Have you guys tried lacrosse balls at all? Might not work for the chuck-it as they are fairly heavy, but Elroy loves them and they are really cheap and pretty much indestructible. plus they come in a ton of bright colors!


----------



## Emily1970 (Apr 21, 2011)

That's a good idea. Indestructible is what I'm looking for. Probably wouldn't work for chuck it, but would be a great play ball.


----------



## Cavedog (Oct 21, 2010)

The "atlatl" has been around for at least 50,000 years, but it wasn't until someone discovered you can throw a tennis ball with it that anybody made money off the thing. ;D


----------



## Fox_Trot (Mar 15, 2010)

check out chucks it's balls they make... 

http://www.amazon.com/Chuckit-Fetch-Medley-Medium-2-5-inch/dp/B002TLTZD6/ref=sr_1_2?ie=UTF8&qid=1316867161&sr=8-2

ive gotten the three pack variety, the one that whistles is awesome


----------



## AfroViz (Jun 26, 2011)

We swear by the Chuck-It Ultra Ball. It floats, it's bouncy, it's hi-vis orange, and it's pretty much indestructible. Checks all the boxes for us.

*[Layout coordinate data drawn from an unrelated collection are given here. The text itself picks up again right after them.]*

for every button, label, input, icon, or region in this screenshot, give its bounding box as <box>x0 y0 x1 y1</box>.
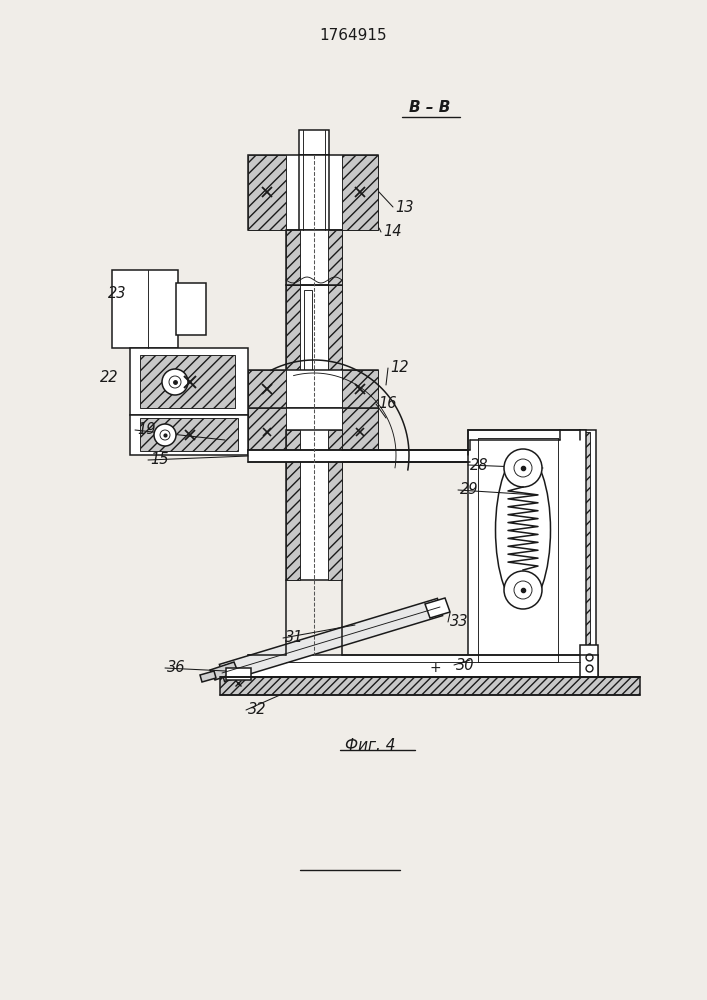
Polygon shape <box>248 450 470 462</box>
Text: 19: 19 <box>137 422 156 438</box>
Bar <box>130 415 248 455</box>
Text: 33: 33 <box>450 614 469 630</box>
Circle shape <box>514 459 532 477</box>
Text: 31: 31 <box>285 631 303 646</box>
Polygon shape <box>219 598 443 682</box>
Bar <box>248 155 378 230</box>
Bar <box>248 155 286 230</box>
Text: Фиг. 4: Фиг. 4 <box>345 738 395 753</box>
Bar <box>580 645 598 680</box>
Bar <box>286 285 300 430</box>
Text: B – B: B – B <box>409 100 450 115</box>
Circle shape <box>504 571 542 609</box>
Text: 36: 36 <box>167 660 185 676</box>
Bar <box>248 408 378 455</box>
Text: 16: 16 <box>378 396 397 412</box>
Bar <box>286 230 342 285</box>
Bar <box>299 130 329 155</box>
Bar <box>248 370 286 408</box>
Bar <box>342 408 378 455</box>
Bar <box>112 270 178 348</box>
Bar <box>342 370 378 408</box>
Circle shape <box>514 581 532 599</box>
Bar <box>248 655 598 677</box>
Text: 29: 29 <box>460 483 479 497</box>
Text: 14: 14 <box>383 225 402 239</box>
Text: 12: 12 <box>390 360 409 375</box>
Bar <box>286 430 300 580</box>
Text: 1764915: 1764915 <box>319 28 387 43</box>
Bar <box>468 430 586 670</box>
Bar <box>286 230 300 285</box>
Bar <box>304 290 312 420</box>
Bar <box>286 285 342 430</box>
Bar <box>140 418 238 451</box>
Polygon shape <box>425 598 450 618</box>
Text: 15: 15 <box>150 452 168 468</box>
Bar <box>342 155 378 230</box>
Bar <box>248 408 286 455</box>
Circle shape <box>154 424 176 446</box>
Polygon shape <box>210 662 238 680</box>
Bar <box>226 668 251 680</box>
Text: 30: 30 <box>456 658 474 672</box>
Bar <box>130 348 248 415</box>
Text: +: + <box>429 661 440 675</box>
Bar <box>328 285 342 430</box>
Text: 28: 28 <box>470 458 489 473</box>
Bar <box>248 370 378 408</box>
Circle shape <box>162 369 188 395</box>
Bar <box>580 430 596 670</box>
Bar <box>220 677 640 695</box>
Bar <box>286 430 342 580</box>
Circle shape <box>169 376 181 388</box>
Bar <box>328 230 342 285</box>
Bar <box>299 155 329 230</box>
Bar <box>176 283 206 335</box>
Text: 22: 22 <box>100 370 119 385</box>
Polygon shape <box>200 671 216 682</box>
Bar <box>140 355 235 408</box>
Text: 32: 32 <box>248 702 267 718</box>
Text: 13: 13 <box>395 200 414 215</box>
Bar <box>582 432 590 668</box>
Bar <box>328 430 342 580</box>
Circle shape <box>504 449 542 487</box>
Text: 23: 23 <box>108 286 127 300</box>
Circle shape <box>160 430 170 440</box>
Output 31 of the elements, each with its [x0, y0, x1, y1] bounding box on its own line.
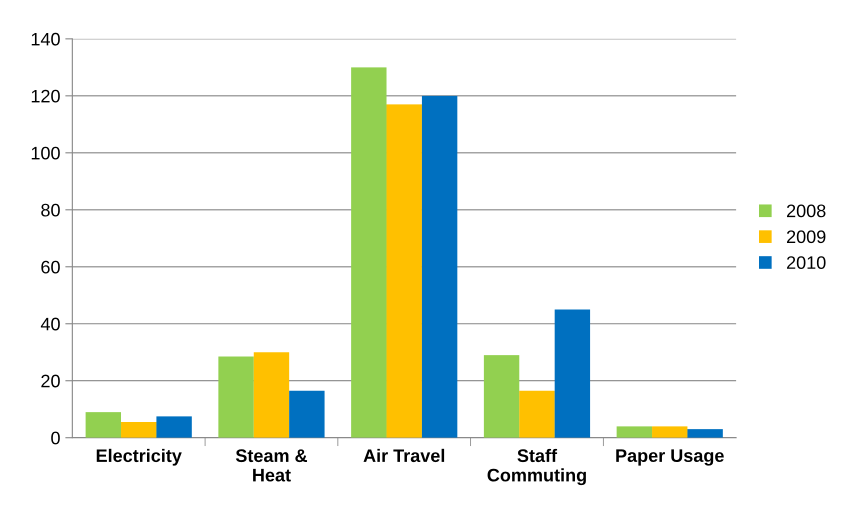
bar	[386, 104, 422, 438]
bar	[519, 390, 555, 438]
y-tick-label: 40	[40, 318, 60, 330]
x-tick-label: Staff Commuting	[488, 448, 586, 486]
y-tick-label: 100	[32, 146, 60, 160]
bar	[254, 352, 290, 438]
x-tick-label: Air Travel	[364, 448, 444, 462]
y-tick-label: 120	[32, 90, 60, 103]
bar	[289, 390, 325, 438]
y-tick-label: 140	[32, 32, 60, 46]
bar	[554, 310, 590, 438]
bar	[652, 426, 688, 438]
x-tick-label: Steam & Heat	[236, 449, 308, 482]
legend-label: 2009	[786, 230, 826, 244]
bar	[422, 96, 458, 438]
legend-label: 2010	[786, 256, 826, 269]
y-tick-label: 60	[41, 260, 60, 274]
legend-label: 2008	[786, 204, 826, 218]
bar	[687, 429, 723, 438]
y-tick-label: 0	[51, 432, 60, 444]
bar	[86, 412, 122, 438]
bar	[121, 422, 156, 438]
bar	[351, 67, 387, 438]
bar	[616, 426, 652, 438]
y-tick-label: 20	[41, 374, 60, 388]
x-tick-label: Paper Usage	[616, 449, 724, 466]
bar	[156, 416, 192, 438]
bar	[484, 355, 520, 438]
y-tick-label: 80	[41, 204, 60, 217]
x-tick-label: Electricity	[96, 448, 182, 466]
bar	[218, 356, 254, 438]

http://i.imgur.com/GqxOo.jpg/img]

[img]http://i55.tinypic.com/ehhp1x.jpg


----------



## raps702 (Dec 19, 2010)

I just purchased two of the chuck it balls yesterday...They work much better then tennis balls.. Great picture by the way AfroViz....Love the ears...


----------



## Aimless1 (Sep 25, 2011)

Looks like a must have item when the puppy gets here.


----------



## chaser (Feb 13, 2011)

also works great with the orange balls made for floor hockey, they're pretty tough, cheap, easy to wipe clean and dry after a good session and easy to see


----------